A new study from the German Aerospace Center has found that individuals with low alcohol tolerance may feel the negative effects of poor sleep more dramatically than those with higher tolerances.
To understand how alcohol and sleep deprivation impact the individual, researchers administered a controlled amount of vodka to 49 people and monitored the effect it had on their sleep. The participants were then kept awake for 38 hours straight, and were allowed only five hours of sleep over the course of four nights. Researchers compared the results and found that while subjects behaved similarly after drinking and losing sleep, those who felt the effects the most were also the ones with the lowest tolerances for alcohol.

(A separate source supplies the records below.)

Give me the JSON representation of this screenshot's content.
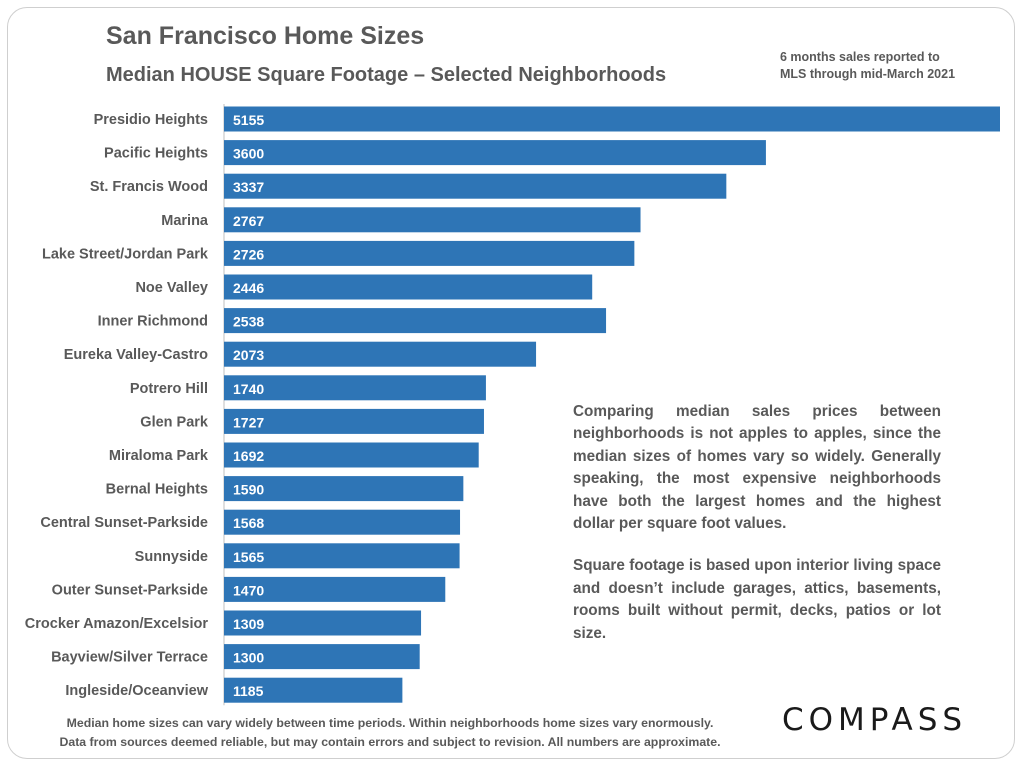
{
  "header": {
    "title": "San Francisco Home Sizes",
    "subtitle": "Median HOUSE Square Footage – Selected Neighborhoods",
    "note_line1": "6 months sales reported to",
    "note_line2": "MLS through mid-March 2021"
  },
  "commentary": {
    "paragraph1": "Comparing median sales prices between neighborhoods is not apples to apples, since the median sizes of homes vary so widely. Generally speaking, the most expensive neighborhoods have both the largest homes and the highest dollar per square foot values.",
    "paragraph2": "Square footage is based upon interior living space and doesn’t include garages, attics, basements, rooms built without permit, decks, patios or lot size."
  },
  "footer": {
    "line1": "Median home sizes can vary widely between time periods. Within neighborhoods home sizes vary enormously.",
    "line2": "Data from sources deemed reliable, but may contain errors and subject to revision. All numbers are approximate."
  },
  "logo": {
    "text": "COMPASS"
  },
  "colors": {
    "bar": "#2e75b6",
    "axis": "#bfbfbf",
    "text": "#595959",
    "label_on_bar": "#ffffff"
  },
  "chart_data": {
    "type": "bar",
    "orientation": "horizontal",
    "title": "San Francisco Home Sizes",
    "subtitle": "Median HOUSE Square Footage – Selected Neighborhoods",
    "categories": [
      "Presidio Heights",
      "Pacific Heights",
      "St. Francis Wood",
      "Marina",
      "Lake Street/Jordan Park",
      "Noe Valley",
      "Inner Richmond",
      "Eureka Valley-Castro",
      "Potrero Hill",
      "Glen Park",
      "Miraloma Park",
      "Bernal Heights",
      "Central Sunset-Parkside",
      "Sunnyside",
      "Outer Sunset-Parkside",
      "Crocker Amazon/Excelsior",
      "Bayview/Silver Terrace",
      "Ingleside/Oceanview"
    ],
    "values": [
      5155,
      3600,
      3337,
      2767,
      2726,
      2446,
      2538,
      2073,
      1740,
      1727,
      1692,
      1590,
      1568,
      1565,
      1470,
      1309,
      1300,
      1185
    ],
    "xlim": [
      0,
      5155
    ],
    "grid": false,
    "legend": "none",
    "data_labels": "inside-base"
  }
}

Study lead Dr. Eva-Maria Elmenhorst found a common thread between alcohol intoxication and sleep deprivation, posturing that there might be certain trait characteristics that make individuals either vulnerable or resilient to both. To prove this, researchers conducted molecular brain imaging, which showed that alcohol induces an “up-regulation” of adenosine receptors, mirroring the effects of sleep deprivation. In laymen’s terms, this connection demonstrates that both drinking and sleep loss could affect wakefulness in similar ways.

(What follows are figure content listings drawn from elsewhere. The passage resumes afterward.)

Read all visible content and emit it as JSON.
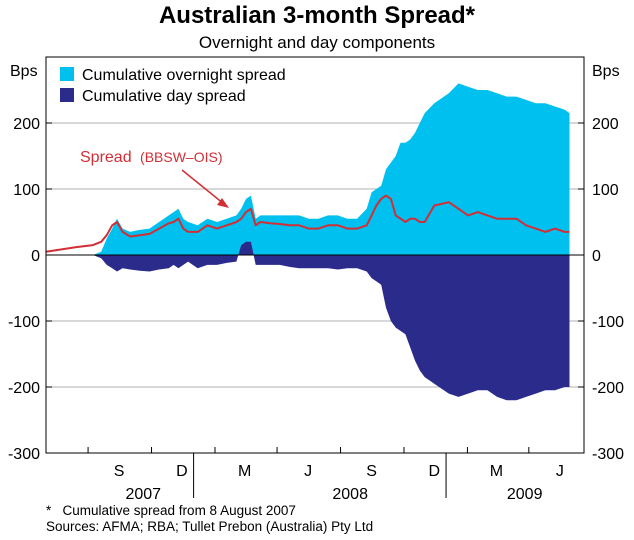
{
  "title": "Australian 3-month Spread*",
  "subtitle": "Overnight and day components",
  "footnote": "*   Cumulative spread from 8 August 2007",
  "sources": "Sources: AFMA; RBA; Tullet Prebon (Australia) Pty Ltd",
  "colors": {
    "overnight": "#00c0ef",
    "day": "#2b2b8c",
    "spread": "#d12f35",
    "grid": "#b0b0b0",
    "axis": "#000000"
  },
  "chart_data": {
    "type": "area",
    "title": "Australian 3-month Spread*",
    "subtitle": "Overnight and day components",
    "ylabel_left": "Bps",
    "ylabel_right": "Bps",
    "ylim": [
      -300,
      300
    ],
    "yticks": [
      -300,
      -200,
      -100,
      0,
      100,
      200
    ],
    "xlim": [
      "2007-06-01",
      "2009-07-20"
    ],
    "month_ticks": [
      "S",
      "D",
      "M",
      "J",
      "S",
      "D",
      "M",
      "J"
    ],
    "month_tick_dates": [
      "2007-09-15",
      "2007-12-15",
      "2008-03-15",
      "2008-06-15",
      "2008-09-15",
      "2008-12-15",
      "2009-03-15",
      "2009-06-15"
    ],
    "year_labels": [
      "2007",
      "2008",
      "2009"
    ],
    "year_label_dates": [
      "2007-10-20",
      "2008-08-15",
      "2009-04-25"
    ],
    "gridlines": true,
    "legend": {
      "entries": [
        "Cumulative overnight spread",
        "Cumulative day spread"
      ],
      "position": "top-left"
    },
    "annotation": {
      "text": "Spread",
      "text_suffix": "(BBSW–OIS)"
    },
    "x": [
      "2007-06-01",
      "2007-06-20",
      "2007-07-15",
      "2007-08-08",
      "2007-08-20",
      "2007-08-28",
      "2007-09-05",
      "2007-09-12",
      "2007-09-20",
      "2007-10-01",
      "2007-10-15",
      "2007-10-29",
      "2007-11-12",
      "2007-11-26",
      "2007-12-03",
      "2007-12-10",
      "2007-12-17",
      "2007-12-24",
      "2008-01-07",
      "2008-01-21",
      "2008-02-04",
      "2008-02-18",
      "2008-03-03",
      "2008-03-10",
      "2008-03-17",
      "2008-03-24",
      "2008-03-31",
      "2008-04-07",
      "2008-04-21",
      "2008-05-05",
      "2008-05-19",
      "2008-06-02",
      "2008-06-16",
      "2008-06-30",
      "2008-07-14",
      "2008-07-28",
      "2008-08-11",
      "2008-08-25",
      "2008-09-08",
      "2008-09-15",
      "2008-09-22",
      "2008-09-29",
      "2008-10-06",
      "2008-10-13",
      "2008-10-20",
      "2008-10-27",
      "2008-11-03",
      "2008-11-10",
      "2008-11-17",
      "2008-11-24",
      "2008-12-01",
      "2008-12-15",
      "2009-01-05",
      "2009-01-19",
      "2009-02-02",
      "2009-02-16",
      "2009-03-02",
      "2009-03-16",
      "2009-03-30",
      "2009-04-13",
      "2009-04-27",
      "2009-05-11",
      "2009-05-25",
      "2009-06-08",
      "2009-06-22",
      "2009-06-29"
    ],
    "series": [
      {
        "name": "Cumulative overnight spread",
        "values": [
          null,
          null,
          null,
          0,
          5,
          25,
          40,
          55,
          40,
          35,
          38,
          40,
          50,
          60,
          65,
          70,
          55,
          50,
          45,
          55,
          50,
          55,
          60,
          70,
          85,
          90,
          55,
          60,
          60,
          60,
          60,
          60,
          55,
          55,
          60,
          60,
          55,
          55,
          70,
          95,
          100,
          105,
          130,
          140,
          150,
          170,
          170,
          175,
          185,
          200,
          215,
          230,
          245,
          260,
          255,
          250,
          250,
          245,
          240,
          240,
          235,
          230,
          230,
          225,
          220,
          215
        ]
      },
      {
        "name": "Cumulative day spread",
        "values": [
          null,
          null,
          null,
          0,
          -5,
          -15,
          -20,
          -25,
          -20,
          -22,
          -24,
          -25,
          -22,
          -20,
          -15,
          -20,
          -15,
          -10,
          -20,
          -15,
          -15,
          -12,
          -10,
          15,
          20,
          20,
          -15,
          -15,
          -15,
          -15,
          -18,
          -20,
          -20,
          -20,
          -20,
          -22,
          -20,
          -20,
          -25,
          -35,
          -40,
          -45,
          -80,
          -100,
          -110,
          -115,
          -120,
          -140,
          -160,
          -175,
          -185,
          -195,
          -210,
          -215,
          -210,
          -205,
          -205,
          -215,
          -220,
          -220,
          -215,
          -210,
          -205,
          -205,
          -200,
          -200
        ]
      },
      {
        "name": "Spread",
        "values": [
          5,
          8,
          12,
          15,
          20,
          30,
          45,
          50,
          35,
          28,
          30,
          32,
          40,
          48,
          50,
          55,
          40,
          35,
          35,
          45,
          40,
          45,
          50,
          55,
          65,
          70,
          45,
          50,
          48,
          47,
          45,
          45,
          40,
          40,
          45,
          45,
          40,
          40,
          45,
          60,
          75,
          85,
          90,
          85,
          60,
          55,
          50,
          55,
          55,
          50,
          50,
          75,
          80,
          70,
          60,
          65,
          60,
          55,
          55,
          55,
          45,
          40,
          35,
          40,
          35,
          35
        ]
      }
    ]
  }
}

BALANCING WORK, SLEEP… AND COCKTAILS?
Elmenhorst and her team found that both sleep deprivation and alcohol intoxication yield similar cognitive impairment to the adenosine system, the part of your brain that controls alertness. Upon further examination, it was determined that those who got drunk the fastest also got the sleepiest. Essentially, this means that “lightweights” might want to exercise more caution than those with higher tolerances when it comes to nighttime activities.

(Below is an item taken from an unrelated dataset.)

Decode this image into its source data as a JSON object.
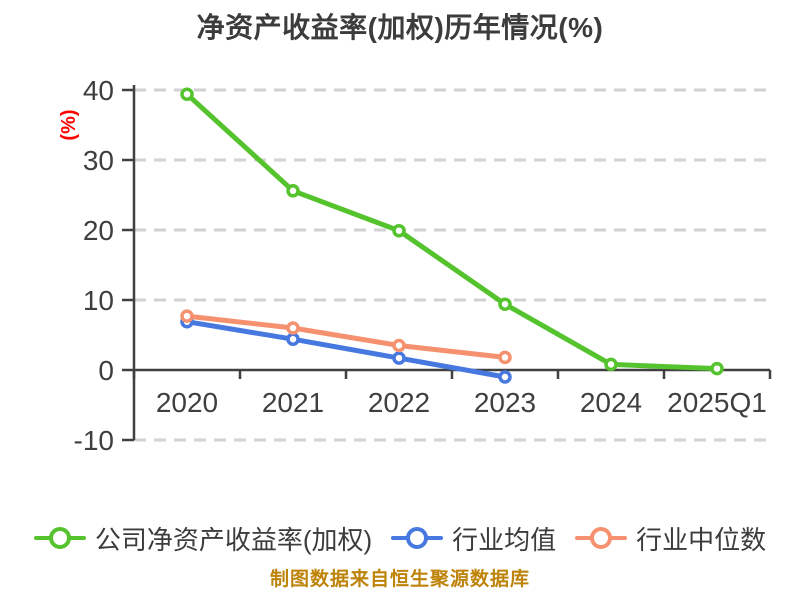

According to this study, working long hours followed by a nightcap is going to affect everybody differently, but those with low tolerances have a greater risk of slipping into an unhealthy cycle. Because the effects of sleep deprivation and intoxication proved to feed off each other, even a small amount of drinking could throw a wrench into a healthy bedtime routine. Elmenhorst suggests that these findings can help people better understand their bodies and take preventative measures to ward off sleep deprivation.
“Modern work environments favor working around the clock, at the cost of insufficient sleep and increased risk for fatigue-related human error,” said Elmenhorst, “Targeting the brain’s adenosine system might help to identify countermeasures for fatigue- and alcohol-related human error.”